Olor a corrupción

Olor a corrupción

Pedro Gil prefirió irse de Granada porque la riqueza tocó las puertas de su humilde casa. El “Diario de Granada” no tuvo oportunidad de ofrecer la primicia de la transformación de la humilde familia. Tampoco las radiodifusoras ni las televisoras dieron la noticia. Fue un barbero, vecino, quien notó que los Gil pasaban de pobres de solemnidad a las acariciadas fragancias de la opulencia. Y ni siquiera percibió cambios reveladores. Basado en la vanidosa condición de Peregila Emperejilada, notó el fulgor de un brillante en una oreja de la sencilla mujer.

Los medios granadinos de comunicación social no jugaron papel alguno en la proliferación de la noticia. Es probable que, hacia los días en que la leyenda sitúa estos sucesos, ni siquiera existiesen periódicos. ¡Mucho menos radiodifusoras y televisoras! En cambio existían personas pendientes de las vidas ajenas. Y en el caso de Pedro Gil, debía poseer techo de cristal, pues era el aguatero de Granada, y, en esta calidad, hombre público.

Permítanme, empero, que comience por el principio. España era para Washington Irving un sueño en lontananza. Interesado en escribir sobre la reconquista de Granada y una biografía de don Cristóbal Colón, armó viaje. Escribió dos celebrados libros de ambos temas. Fueron en cambio sus “Leyendas de la Alhambra” las que lo tornaron escritor para apetitos juveniles.

En uno de esos relatos encontramos a Pedro Gil. Una noche, de retorno a su casa con los jumentos que le servían para cargar los cántaros, escuchó los lamentos de una persona. Se acercó al lugar desde donde provenía el gutural llamado. Horrorizado contempló el cuerpo yacente, pero vivo, de un moro. Luchó por un instante entre los tormentos a que se exponía en caso de ayudar a este hombre y su piedad cristiana. Más pudo la conmiseración despertada por los quejidos del moro que la posibilidad de una lapidación.

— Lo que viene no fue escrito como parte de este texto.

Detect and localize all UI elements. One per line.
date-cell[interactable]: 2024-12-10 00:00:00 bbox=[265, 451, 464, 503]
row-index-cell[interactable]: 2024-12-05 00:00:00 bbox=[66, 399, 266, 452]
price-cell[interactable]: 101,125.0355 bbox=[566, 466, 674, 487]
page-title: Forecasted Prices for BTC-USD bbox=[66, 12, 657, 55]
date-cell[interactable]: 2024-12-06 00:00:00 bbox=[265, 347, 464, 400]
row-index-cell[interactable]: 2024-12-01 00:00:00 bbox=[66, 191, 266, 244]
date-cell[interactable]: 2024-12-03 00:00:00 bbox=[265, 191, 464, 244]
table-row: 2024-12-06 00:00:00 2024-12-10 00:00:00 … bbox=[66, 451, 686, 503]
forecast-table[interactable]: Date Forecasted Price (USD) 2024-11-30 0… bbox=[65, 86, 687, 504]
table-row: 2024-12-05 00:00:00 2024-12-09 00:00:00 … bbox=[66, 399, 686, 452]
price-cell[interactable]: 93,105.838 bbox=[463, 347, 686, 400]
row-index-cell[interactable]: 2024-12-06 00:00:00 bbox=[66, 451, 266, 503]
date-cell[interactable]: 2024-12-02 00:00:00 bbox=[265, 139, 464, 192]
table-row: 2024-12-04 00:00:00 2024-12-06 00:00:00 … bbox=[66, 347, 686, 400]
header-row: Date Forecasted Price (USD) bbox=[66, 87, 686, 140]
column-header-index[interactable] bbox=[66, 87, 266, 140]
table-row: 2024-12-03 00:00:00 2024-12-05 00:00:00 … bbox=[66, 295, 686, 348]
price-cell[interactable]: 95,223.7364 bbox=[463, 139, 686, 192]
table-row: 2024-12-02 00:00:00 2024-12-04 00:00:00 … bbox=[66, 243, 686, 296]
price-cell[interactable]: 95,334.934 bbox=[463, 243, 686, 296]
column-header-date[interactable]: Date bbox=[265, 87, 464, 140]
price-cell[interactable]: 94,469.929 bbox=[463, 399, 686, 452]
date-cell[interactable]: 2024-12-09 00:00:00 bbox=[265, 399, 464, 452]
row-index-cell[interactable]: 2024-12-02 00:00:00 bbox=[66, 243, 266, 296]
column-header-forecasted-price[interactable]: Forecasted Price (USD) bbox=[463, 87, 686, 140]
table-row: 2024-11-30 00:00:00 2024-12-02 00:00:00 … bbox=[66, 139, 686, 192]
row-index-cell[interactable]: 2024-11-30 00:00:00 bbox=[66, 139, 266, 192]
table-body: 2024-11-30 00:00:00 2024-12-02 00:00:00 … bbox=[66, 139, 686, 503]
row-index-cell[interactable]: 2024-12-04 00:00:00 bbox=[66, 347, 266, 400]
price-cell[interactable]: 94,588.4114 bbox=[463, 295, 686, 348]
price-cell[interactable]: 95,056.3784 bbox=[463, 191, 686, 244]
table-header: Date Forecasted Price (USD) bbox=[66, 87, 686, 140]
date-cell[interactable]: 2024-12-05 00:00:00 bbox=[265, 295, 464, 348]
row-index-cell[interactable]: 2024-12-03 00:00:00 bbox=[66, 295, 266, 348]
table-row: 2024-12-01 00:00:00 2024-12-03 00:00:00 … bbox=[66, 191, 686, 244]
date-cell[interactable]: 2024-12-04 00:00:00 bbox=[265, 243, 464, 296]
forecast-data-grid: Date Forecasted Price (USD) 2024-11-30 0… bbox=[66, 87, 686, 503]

Lo llevó a su casa y su mujer se aterró al recibir al inesperado huésped. Pedro impuso la presencia del moro, al apelar a la caridad de los suyos. El auxilio ofrecido al enfermo no sirvió de nada. Presintiendo su fin, el moro llamó a su samaritano. Agradecido de su bondad y atenciones, le informó de la existencia de un tesoro en cuevas subterráneas de la ciudad. Tras la inhumación del cadáver del moro, Pedro comenzó a sacar el tesoro. No hubo cambios en la vida familiar. La ostentación, empero, impuso su reclamo sobre Peregila. El barbero entrevió el tintineo de unos brillantes. No pudo reconocer la admirable belleza de la alhaja, pero percibió su brillo.

Y denunció a Pedro. Apresado, amenazado por las autoridades, confesó el descubrimiento. En realidad deseaban posesionarse del tesoro. Pedro los llevó y valiéndose de una contraseña de la que le había hablado el moro, los dejó enterrados en la gruta. Salvado porque no estaba de Dios que cayese vencido por malévolos señores, salió de Granada con sus queridos hijos y su vanidosa mujer. Sabía que no en todos es ostensible la sobriedad y la templanza. Y a Peregila la vivió débil. Ocurre lo mismo con cuantos ponen mano en frutos ajenos. Es difícil agarrarlos cargando con la masa. Pero al igual que el barbero advertimos por la ostentación el cambio de vida.